Introduction
Many owners open their financial statements, see a profit, and wonder: “If we’re making money, why is there no cash in the bank?” This is one of the most common frustrations in business finance. Profitability and cash flow are related—but not the same.
This article breaks down the difference and explains why businesses often struggle with cash even when profitable.
Section 1: Profit vs. Cash Flow—The Core Difference
- Profitability = revenue minus expenses on paper (per accounting standards).
- Cash flow = actual inflows and outflows of cash.
- Profit can exist while cash flow is negative.
Example: Selling $100,000 in services looks profitable, but if clients take 90 days to pay, the cash isn’t available.
Section 2: Why Businesses Experience This Gap
- Timing Differences
- Revenue booked before cash collected.
- Expenses paid upfront (inventory, payroll).
- Accounts Receivable Lag
- Customers delay payments.
- Growth can make this worse (more sales = more receivables).

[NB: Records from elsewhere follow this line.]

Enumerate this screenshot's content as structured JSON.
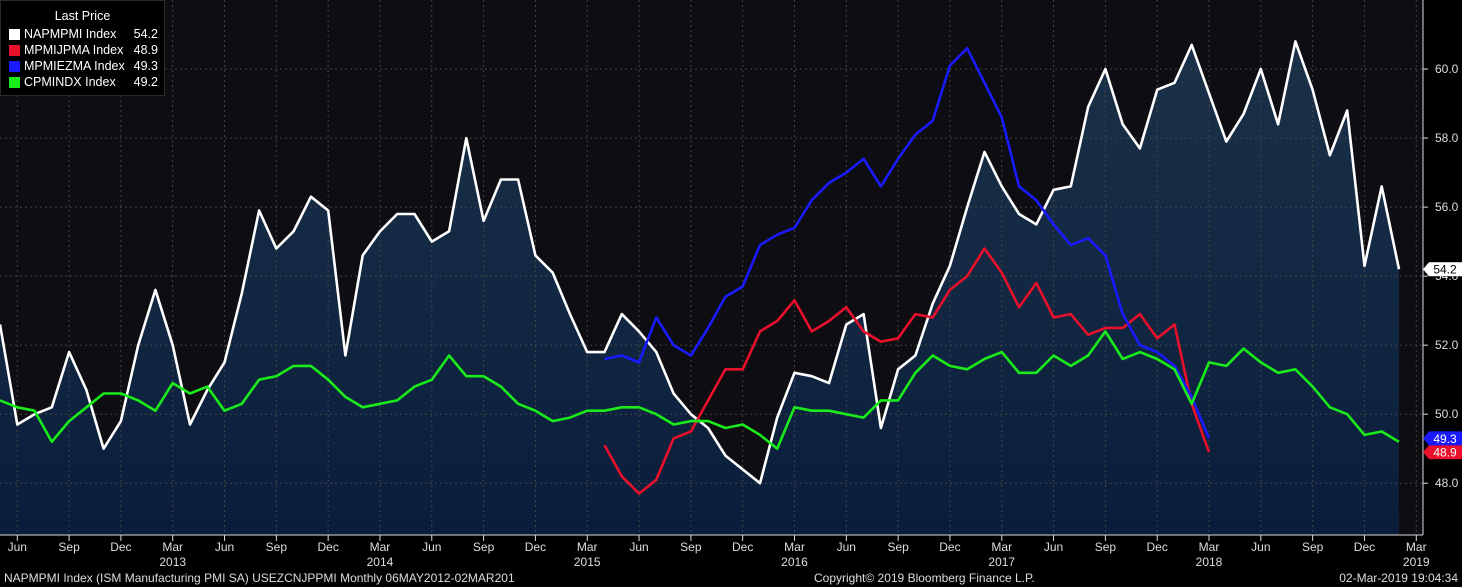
{
  "legend": {
    "header": "Last Price"
  },
  "footer": {
    "left": "NAPMPMI Index (ISM Manufacturing PMI SA) USEZCNJPPMI  Monthly 06MAY2012-02MAR201",
    "center": "Copyright© 2019 Bloomberg Finance L.P.",
    "right": "02-Mar-2019 19:04:34"
  },
  "colors": {
    "background": "#0d0d12",
    "area_top": "#1b3148",
    "area_bottom": "#0a1e3c"
  },
  "chart_data": {
    "type": "line",
    "x_start": "2012-05",
    "x_end": "2019-02",
    "ylim": [
      46.5,
      62
    ],
    "y_ticks": [
      "48.0",
      "50.0",
      "52.0",
      "54.0",
      "56.0",
      "58.0",
      "60.0"
    ],
    "x_tick_months": [
      "Jun",
      "Sep",
      "Dec",
      "Mar",
      "Jun",
      "Sep",
      "Dec",
      "Mar",
      "Jun",
      "Sep",
      "Dec",
      "Mar",
      "Jun",
      "Sep",
      "Dec",
      "Mar",
      "Jun",
      "Sep",
      "Dec",
      "Mar",
      "Jun",
      "Sep",
      "Dec",
      "Mar",
      "Jun",
      "Sep",
      "Dec",
      "Mar"
    ],
    "x_tick_years": [
      "2012",
      "2013",
      "2014",
      "2015",
      "2016",
      "2017",
      "2018",
      "2019"
    ],
    "series": [
      {
        "name": "NAPMPMI Index",
        "last": "54.2",
        "color": "#ffffff",
        "area": true,
        "start": "2012-05",
        "values": [
          52.6,
          49.7,
          50.0,
          50.2,
          51.8,
          50.7,
          49.0,
          49.8,
          52.0,
          53.6,
          52.0,
          49.7,
          50.7,
          51.5,
          53.5,
          55.9,
          54.8,
          55.3,
          56.3,
          55.9,
          51.7,
          54.6,
          55.3,
          55.8,
          55.8,
          55.0,
          55.3,
          58.0,
          55.6,
          56.8,
          56.8,
          54.6,
          54.1,
          52.9,
          51.8,
          51.8,
          52.9,
          52.4,
          51.8,
          50.6,
          50.0,
          49.6,
          48.8,
          48.4,
          48.0,
          49.9,
          51.2,
          51.1,
          50.9,
          52.6,
          52.9,
          49.6,
          51.3,
          51.7,
          53.2,
          54.3,
          56.0,
          57.6,
          56.6,
          55.8,
          55.5,
          56.5,
          56.6,
          58.9,
          60.0,
          58.4,
          57.7,
          59.4,
          59.6,
          60.7,
          59.3,
          57.9,
          58.7,
          60.0,
          58.4,
          60.8,
          59.4,
          57.5,
          58.8,
          54.3,
          56.6,
          54.2
        ]
      },
      {
        "name": "MPMIJPMA Index",
        "last": "48.9",
        "color": "#e8102a",
        "area": false,
        "start": "2015-04",
        "values": [
          49.1,
          48.2,
          47.7,
          48.1,
          49.3,
          49.5,
          50.4,
          51.3,
          51.3,
          52.4,
          52.7,
          53.3,
          52.4,
          52.7,
          53.1,
          52.4,
          52.1,
          52.2,
          52.9,
          52.8,
          53.6,
          54.0,
          54.8,
          54.1,
          53.1,
          53.8,
          52.8,
          52.9,
          52.3,
          52.5,
          52.5,
          52.9,
          52.2,
          52.6,
          50.3,
          48.9
        ]
      },
      {
        "name": "MPMIEZMA Index",
        "last": "49.3",
        "color": "#1a1aff",
        "area": false,
        "start": "2015-04",
        "values": [
          51.6,
          51.7,
          51.5,
          52.8,
          52.0,
          51.7,
          52.5,
          53.4,
          53.7,
          54.9,
          55.2,
          55.4,
          56.2,
          56.7,
          57.0,
          57.4,
          56.6,
          57.4,
          58.1,
          58.5,
          60.1,
          60.6,
          59.6,
          58.6,
          56.6,
          56.2,
          55.5,
          54.9,
          55.1,
          54.6,
          52.9,
          52.0,
          51.8,
          51.4,
          50.5,
          49.3
        ]
      },
      {
        "name": "CPMINDX Index",
        "last": "49.2",
        "color": "#1aeb1a",
        "area": false,
        "start": "2012-05",
        "values": [
          50.4,
          50.2,
          50.1,
          49.2,
          49.8,
          50.2,
          50.6,
          50.6,
          50.4,
          50.1,
          50.9,
          50.6,
          50.8,
          50.1,
          50.3,
          51.0,
          51.1,
          51.4,
          51.4,
          51.0,
          50.5,
          50.2,
          50.3,
          50.4,
          50.8,
          51.0,
          51.7,
          51.1,
          51.1,
          50.8,
          50.3,
          50.1,
          49.8,
          49.9,
          50.1,
          50.1,
          50.2,
          50.2,
          50.0,
          49.7,
          49.8,
          49.8,
          49.6,
          49.7,
          49.4,
          49.0,
          50.2,
          50.1,
          50.1,
          50.0,
          49.9,
          50.4,
          50.4,
          51.2,
          51.7,
          51.4,
          51.3,
          51.6,
          51.8,
          51.2,
          51.2,
          51.7,
          51.4,
          51.7,
          52.4,
          51.6,
          51.8,
          51.6,
          51.3,
          50.3,
          51.5,
          51.4,
          51.9,
          51.5,
          51.2,
          51.3,
          50.8,
          50.2,
          50.0,
          49.4,
          49.5,
          49.2
        ]
      }
    ]
  }
}
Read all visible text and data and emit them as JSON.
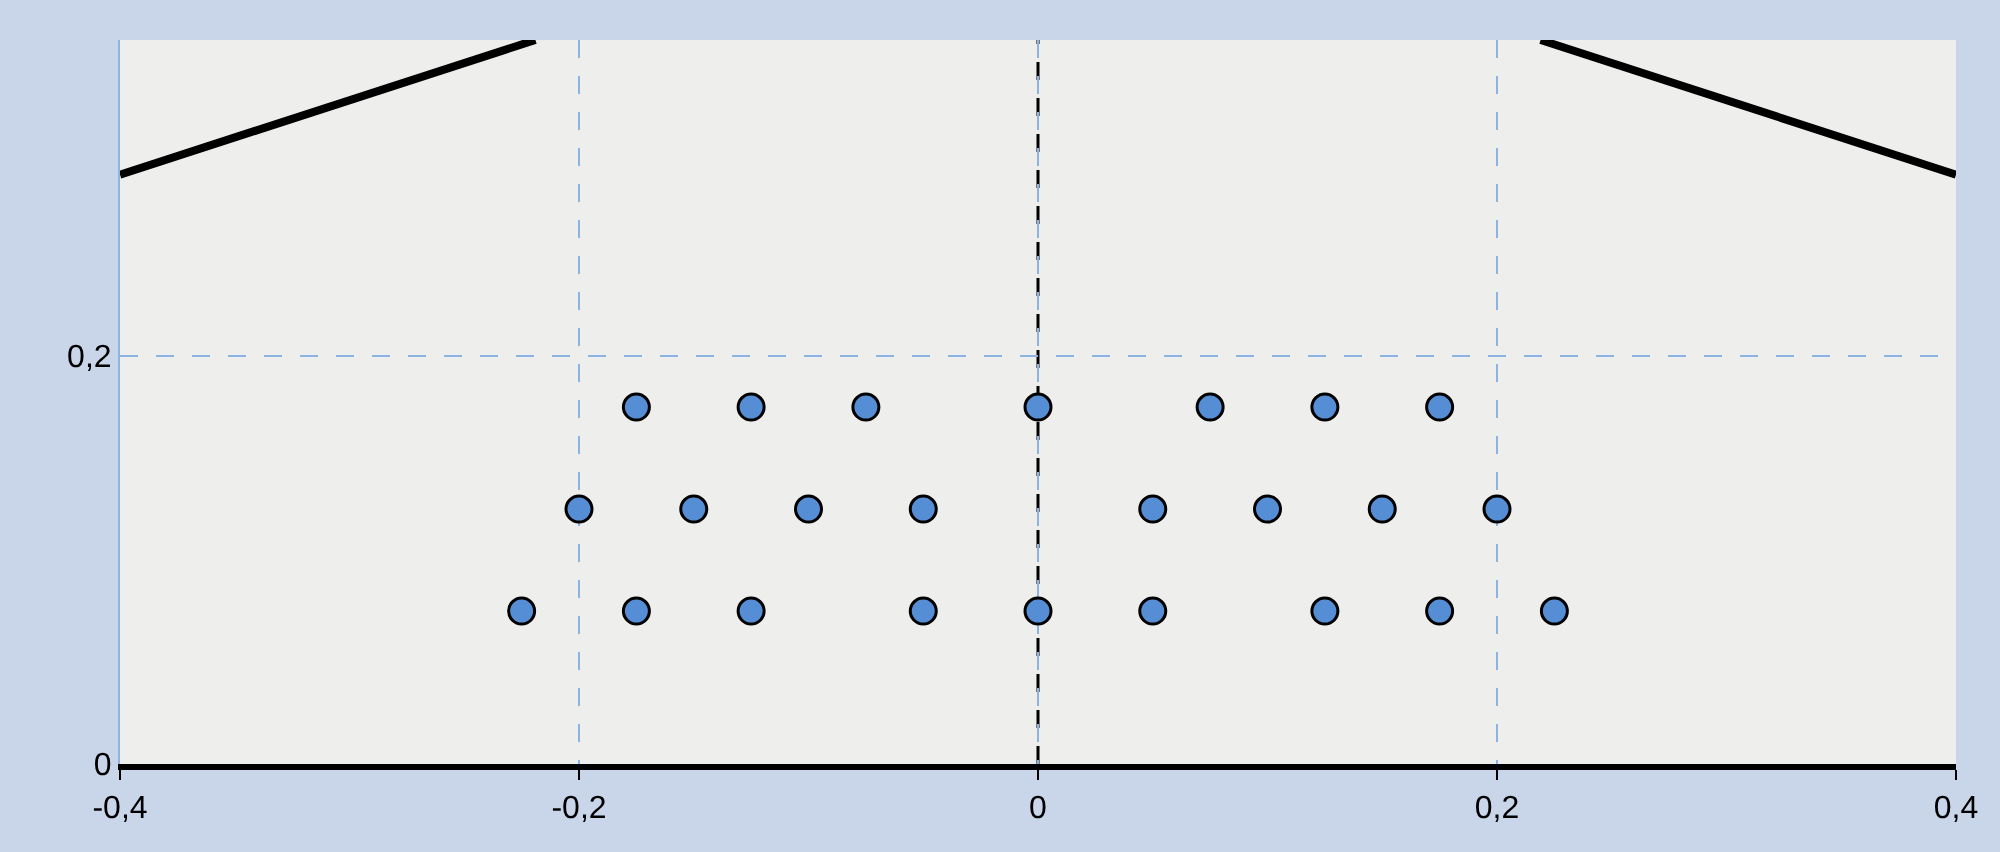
{
  "chart_data": {
    "type": "scatter",
    "series": [
      {
        "color": "#558ed5",
        "marker": "circle",
        "x": [
          -0.175,
          -0.125,
          -0.075,
          0,
          0.075,
          0.125,
          0.175,
          -0.2,
          -0.15,
          -0.1,
          -0.05,
          0.05,
          0.1,
          0.15,
          0.2,
          -0.225,
          -0.175,
          -0.125,
          -0.05,
          0,
          0.05,
          0.125,
          0.175,
          0.225
        ],
        "values": [
          0.175,
          0.175,
          0.175,
          0.175,
          0.175,
          0.175,
          0.175,
          0.125,
          0.125,
          0.125,
          0.125,
          0.125,
          0.125,
          0.125,
          0.125,
          0.075,
          0.075,
          0.075,
          0.075,
          0.075,
          0.075,
          0.075,
          0.075,
          0.075
        ]
      },
      {
        "type": "line",
        "color": "#000000",
        "marker": "none",
        "x": [
          -0.4,
          -0.219
        ],
        "values": [
          0.289,
          0.355
        ]
      },
      {
        "type": "line",
        "color": "#000000",
        "marker": "none",
        "x": [
          0.219,
          0.4
        ],
        "values": [
          0.355,
          0.289
        ]
      }
    ],
    "xlim": [
      -0.4,
      0.4
    ],
    "ylim": [
      0,
      0.355
    ],
    "xticks": [
      {
        "value": -0.4,
        "label": "-0,4"
      },
      {
        "value": -0.2,
        "label": "-0,2"
      },
      0,
      {
        "value": 0.2,
        "label": "0,2"
      },
      {
        "value": 0.4,
        "label": "0,4"
      }
    ],
    "yticks": [
      0,
      {
        "value": 0.2,
        "label": "0,2"
      }
    ],
    "ref_lines": [
      {
        "axis": "x",
        "value": 0,
        "color": "#000000",
        "line_style": "dashed"
      }
    ],
    "grid": true,
    "legend": false
  }
}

- Accounts Payable Strategy
- Paying vendors too quickly drains cash.
- Not aligning payment terms with collection cycles.
- Capital Expenditures
- Buying equipment consumes cash but isn’t counted as an expense in the same period.
- Debt Service
- Loan repayments reduce cash, not profit.
Section 3: Common Scenarios
- Growing fast but broke: More sales → more receivables → less cash.
- Paper profits eaten by debt: Profit margin looks healthy, but loan obligations strip liquidity.
- Seasonality: Profit spread across the year, cash comes in bursts.
Section 4: Tools to Bridge the Gap
- Cash Flow Forecasting
- Weekly/monthly forecasts help anticipate shortfalls.
- Driver-Based Analysis
- Identify what’s influencing receivables, payables, and inventory.
- Better Terms
- Negotiate faster collections, extend payables strategically.
- Working Capital Management
- Balance receivables, payables, and inventory.
Section 5: Practical Example
A marketing agency reports $200,000 in profit but can’t pay bills. Why?
- $150,000 locked in unpaid invoices.
- $40,000 due in vendor contracts next 30 days.
- Debt repayment eats $20,000/month.
Despite being “profitable,” cash is negative. Adjusting invoicing terms and managing drivers like receivables changes the picture.
Section 6: How a CFO Advisor Helps
- Provides clarity by showing where cash is tied up.
- Implements cash flow reporting, not just profit/loss statements.
- Builds step-by-step solutions: shorten receivables, optimize payables, create reserves.
Section 7: Owner Decision Framework
Ask yourself:
- Do I know how long it takes to collect from customers?
- Am I paying vendors faster than clients pay me?
- Do I understand the difference between paper profit and actual liquidity?
If “no,” it’s time to focus on cash drivers.
Conclusion
Profit is important, but cash is survival. Many businesses fail not because they aren’t profitable, but because they run out of cash. Understanding and managing cash drivers ensures profits actually translate into liquidity.